Type III CRISPR-Cas systems initiate an intracellular signaling pathway to confer immunity. The signaling pathway includes synthesis of cyclic oligo-adenylate (cOA) and activation of the RNase activity of type III accessory ribonuclease Csm6/Csx1 by cOA. After the immune response, cOA should be cleared on time to avoid constant cellular RNA degradation. In this study, we find a metal-dependent cOA degradation activity in Sulfolobus islandicus. The activity is associated with the cell membrane and able to accelerate cOA clearance at a high cOA level. Further, we show that a metal-dependent and membrane-associated DHH-DHHA1 family nuclease (MAD) rapidly cleaves cOA and deactivates Csx1 ribonuclease. The cOA degradation efficiency of MAD is much higher than the cellular ring nuclease. However, the subcellular organization may prevent it from degrading nascent cOA. Together, the data suggest that MAD acts as the second cOA degrader after the ring nuclease to remove diffused redundant cOA.

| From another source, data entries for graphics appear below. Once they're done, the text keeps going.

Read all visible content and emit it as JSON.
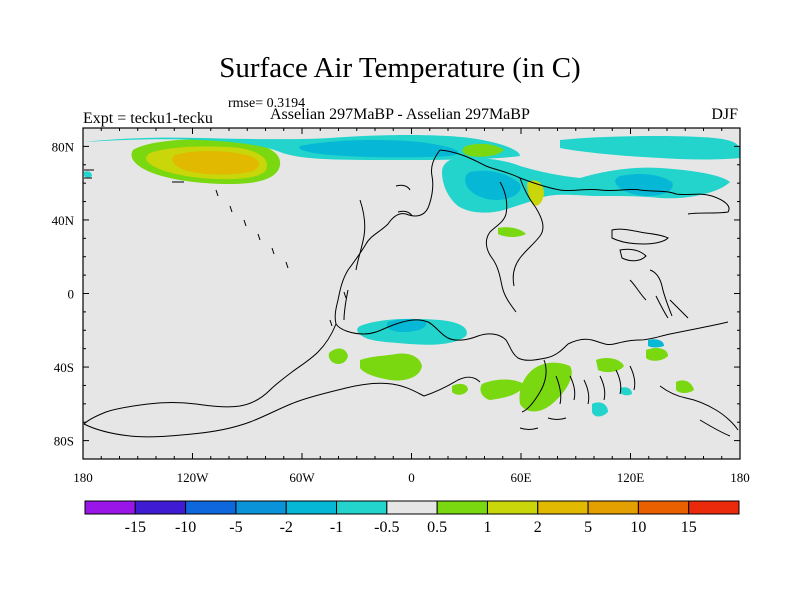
{
  "title": "Surface Air Temperature (in C)",
  "stats": {
    "rmse_text": "rmse= 0.3194"
  },
  "labels": {
    "left": "Expt = tecku1-tecku",
    "center": "Asselian 297MaBP - Asselian 297MaBP",
    "right": "DJF"
  },
  "map": {
    "lon_ticks": [
      "180",
      "120W",
      "60W",
      "0",
      "60E",
      "120E",
      "180"
    ],
    "lat_ticks": [
      "80N",
      "40N",
      "0",
      "40S",
      "80S"
    ],
    "background_color": "#e6e6e6"
  },
  "colorbar": {
    "colors": [
      "#9a16e8",
      "#3f1bd3",
      "#0f67dd",
      "#0b93d9",
      "#06b8d6",
      "#22d4cc",
      "#e6e6e6",
      "#79d80f",
      "#c8d60a",
      "#e1b900",
      "#e4a000",
      "#e86000",
      "#eb2a0b"
    ],
    "labels": [
      "-15",
      "-10",
      "-5",
      "-2",
      "-1",
      "-0.5",
      "0.5",
      "1",
      "2",
      "5",
      "10",
      "15"
    ]
  }
}
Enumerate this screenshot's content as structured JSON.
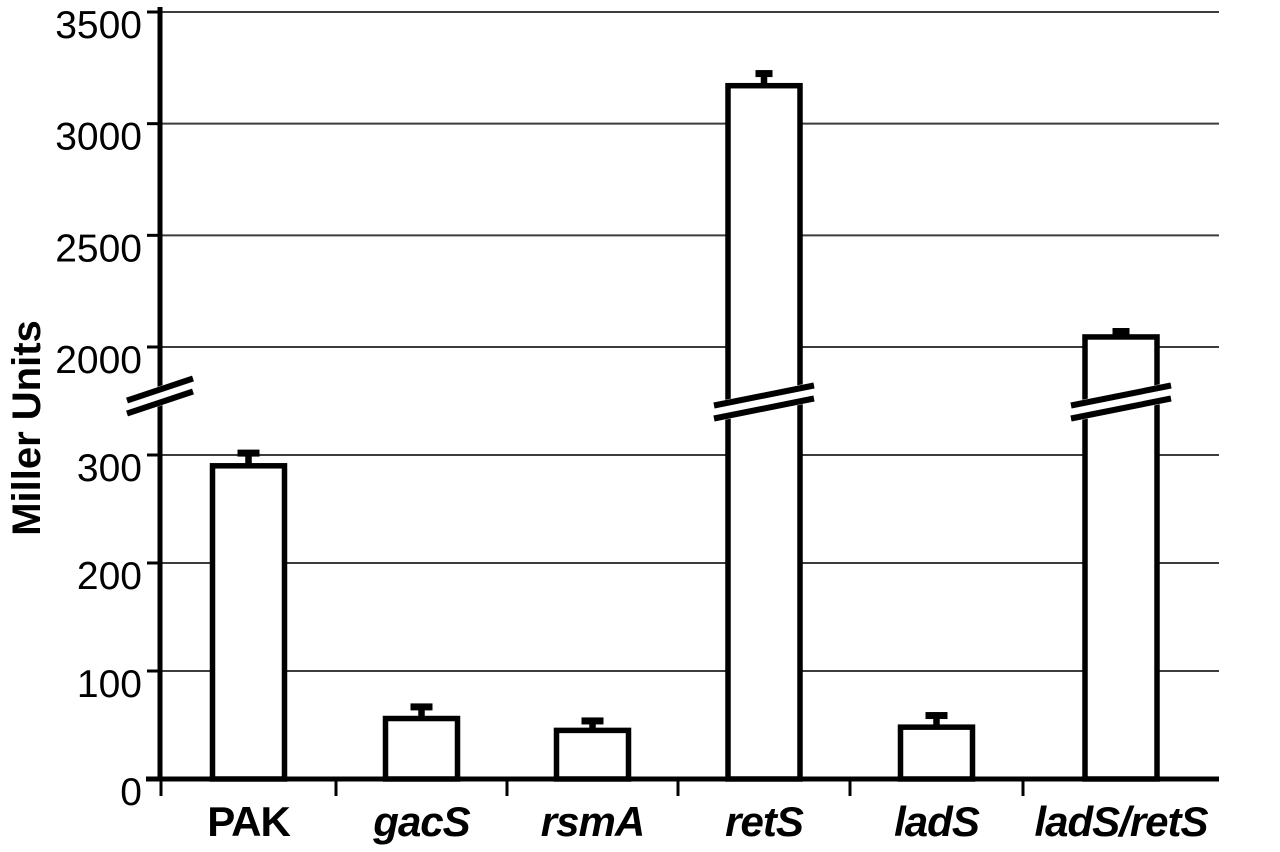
{
  "figure": {
    "description": "Black-and-white bar chart with a broken y-axis and error bars",
    "background_color": "#ffffff",
    "ink_color": "#000000",
    "gridline_color": "#3c3c3c",
    "bar_fill": "#ffffff",
    "bar_stroke": "#000000"
  },
  "chart_data": {
    "type": "bar",
    "title": "",
    "xlabel": "",
    "ylabel": "Miller Units",
    "categories": [
      "PAK",
      "gacS",
      "rsmA",
      "retS",
      "ladS",
      "ladS/retS"
    ],
    "categories_italic": [
      false,
      true,
      true,
      true,
      true,
      true
    ],
    "series": [
      {
        "name": "Miller Units",
        "values": [
          290,
          56,
          45,
          3170,
          48,
          2045
        ],
        "errors_plus": [
          15,
          14,
          12,
          70,
          14,
          40
        ]
      }
    ],
    "axis": {
      "broken": true,
      "lower_ticks": [
        0,
        100,
        200,
        300
      ],
      "upper_ticks": [
        2000,
        2500,
        3000,
        3500
      ],
      "break_between": [
        300,
        2000
      ],
      "bars_with_break_marks": [
        "retS",
        "ladS/retS"
      ]
    },
    "grid": true,
    "legend": false,
    "error_bars": "plus direction only, capped"
  }
}
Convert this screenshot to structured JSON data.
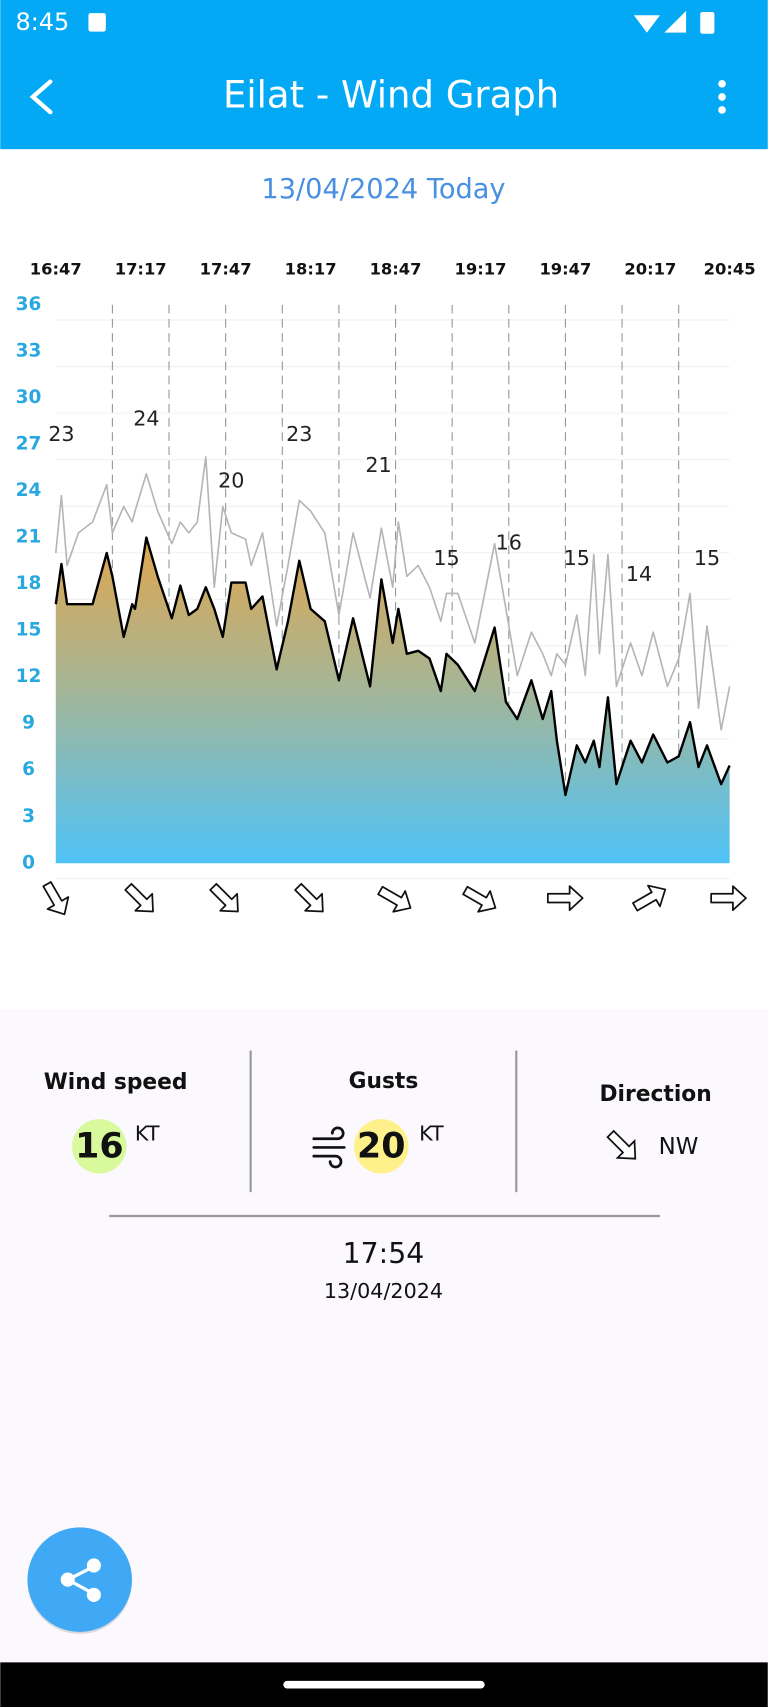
{
  "status_bar": {
    "time": "8:45"
  },
  "header": {
    "title": "Eilat  - Wind Graph"
  },
  "date_label": "13/04/2024 Today",
  "chart_data": {
    "type": "line",
    "x": [
      1007,
      1009,
      1011,
      1015,
      1020,
      1025,
      1027,
      1031,
      1034,
      1035,
      1039,
      1043,
      1048,
      1051,
      1054,
      1057,
      1060,
      1063,
      1066,
      1069,
      1074,
      1076,
      1080,
      1085,
      1089,
      1093,
      1097,
      1102,
      1107,
      1112,
      1118,
      1122,
      1126,
      1128,
      1131,
      1135,
      1139,
      1143,
      1145,
      1149,
      1155,
      1162,
      1166,
      1170,
      1175,
      1179,
      1182,
      1184,
      1187,
      1191,
      1194,
      1197,
      1199,
      1202,
      1205,
      1210,
      1214,
      1218,
      1223,
      1227,
      1231,
      1234,
      1237,
      1242,
      1245
    ],
    "series": [
      {
        "name": "Gusts",
        "color": "#b5b5b5",
        "values": [
          20,
          23.7,
          19.2,
          21.3,
          22,
          24.4,
          21.3,
          23,
          22,
          22.7,
          25.1,
          22.7,
          20.6,
          22,
          21.3,
          22,
          26.2,
          17.8,
          23,
          21.3,
          20.9,
          19.2,
          21.3,
          15.3,
          19.2,
          23.4,
          22.7,
          21.3,
          16,
          21.3,
          17.1,
          21.6,
          17.8,
          22,
          18.5,
          19.2,
          17.8,
          15.6,
          17.4,
          17.4,
          14.2,
          20.6,
          16.4,
          12.1,
          14.9,
          13.5,
          12.1,
          13.5,
          12.8,
          16,
          12.1,
          19.9,
          13.5,
          19.9,
          11.4,
          14.2,
          12.1,
          14.9,
          11.4,
          13.2,
          17.4,
          10,
          15.3,
          8.6,
          11.4
        ]
      },
      {
        "name": "Wind speed",
        "color": "#000000",
        "values": [
          16.7,
          19.3,
          16.7,
          16.7,
          16.7,
          20,
          18.5,
          14.6,
          16.7,
          16.4,
          21,
          18.5,
          15.8,
          17.9,
          16,
          16.4,
          17.8,
          16.4,
          14.6,
          18.1,
          18.1,
          16.4,
          17.2,
          12.5,
          15.6,
          19.5,
          16.4,
          15.6,
          11.8,
          15.8,
          11.4,
          18.3,
          14.2,
          16.4,
          13.5,
          13.7,
          13.2,
          11.1,
          13.5,
          12.8,
          11.1,
          15.2,
          10.4,
          9.3,
          11.8,
          9.3,
          11.1,
          7.9,
          4.4,
          7.6,
          6.5,
          7.9,
          6.2,
          10.7,
          5.1,
          7.9,
          6.5,
          8.3,
          6.5,
          6.9,
          9.1,
          6.2,
          7.6,
          5.1,
          6.3
        ]
      }
    ],
    "peaks": [
      {
        "x": 1009,
        "value": 23
      },
      {
        "x": 1039,
        "value": 24
      },
      {
        "x": 1069,
        "value": 20
      },
      {
        "x": 1093,
        "value": 23
      },
      {
        "x": 1121,
        "value": 21
      },
      {
        "x": 1145,
        "value": 15
      },
      {
        "x": 1167,
        "value": 16
      },
      {
        "x": 1191,
        "value": 15
      },
      {
        "x": 1213,
        "value": 14
      },
      {
        "x": 1237,
        "value": 15
      }
    ],
    "xlim": [
      1007,
      1245
    ],
    "xticks": [
      {
        "value": 1007,
        "label": "16:47"
      },
      {
        "value": 1037,
        "label": "17:17"
      },
      {
        "value": 1067,
        "label": "17:47"
      },
      {
        "value": 1097,
        "label": "18:17"
      },
      {
        "value": 1127,
        "label": "18:47"
      },
      {
        "value": 1157,
        "label": "19:17"
      },
      {
        "value": 1187,
        "label": "19:47"
      },
      {
        "value": 1217,
        "label": "20:17"
      },
      {
        "value": 1245,
        "label": "20:45"
      }
    ],
    "xgrid": [
      1027,
      1047,
      1067,
      1087,
      1107,
      1127,
      1147,
      1167,
      1187,
      1207,
      1227
    ],
    "ylim": [
      0,
      36
    ],
    "yticks": [
      0,
      3,
      6,
      9,
      12,
      15,
      18,
      21,
      24,
      27,
      30,
      33,
      36
    ],
    "grid": true
  },
  "summary": {
    "wind_speed": {
      "label": "Wind speed",
      "value": 16,
      "unit": "KT"
    },
    "gusts": {
      "label": "Gusts",
      "value": 20,
      "unit": "KT"
    },
    "direction": {
      "label": "Direction",
      "value": "NW"
    },
    "time": "17:54",
    "date": "13/04/2024"
  }
}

III型CRISPR-Cas系统启动细胞内信号传导途径以赋予免疫力。信号传导途径包括环状寡聚腺苷酸（cOA）的合成和cOA激活III型辅助核糖核酸酶Csm6 / Csx1的RNase活性。免疫反应后，应及时清除cOA，以避免持续的细胞RNA降解。在这项研究中，我们发现了Sulfolobus islandicus中的金属依赖性cOA降解活性。活性与细胞膜有关，并能在高cOA水平下加速cOA清除。此外，我们显示，金属依赖性和膜相关的DHH-DHHA1家族核酸酶（MAD）迅速裂解cOA并失活Csx1核糖核酸酶。MAD的cOA降解效率比细胞环核酸酶高得多。但是，亚细胞组织可能阻止其降解新生的cOA。总之，数据表明，MAD充当环核酸酶之后的第二个cOA降解剂，以去除扩散的冗余cOA。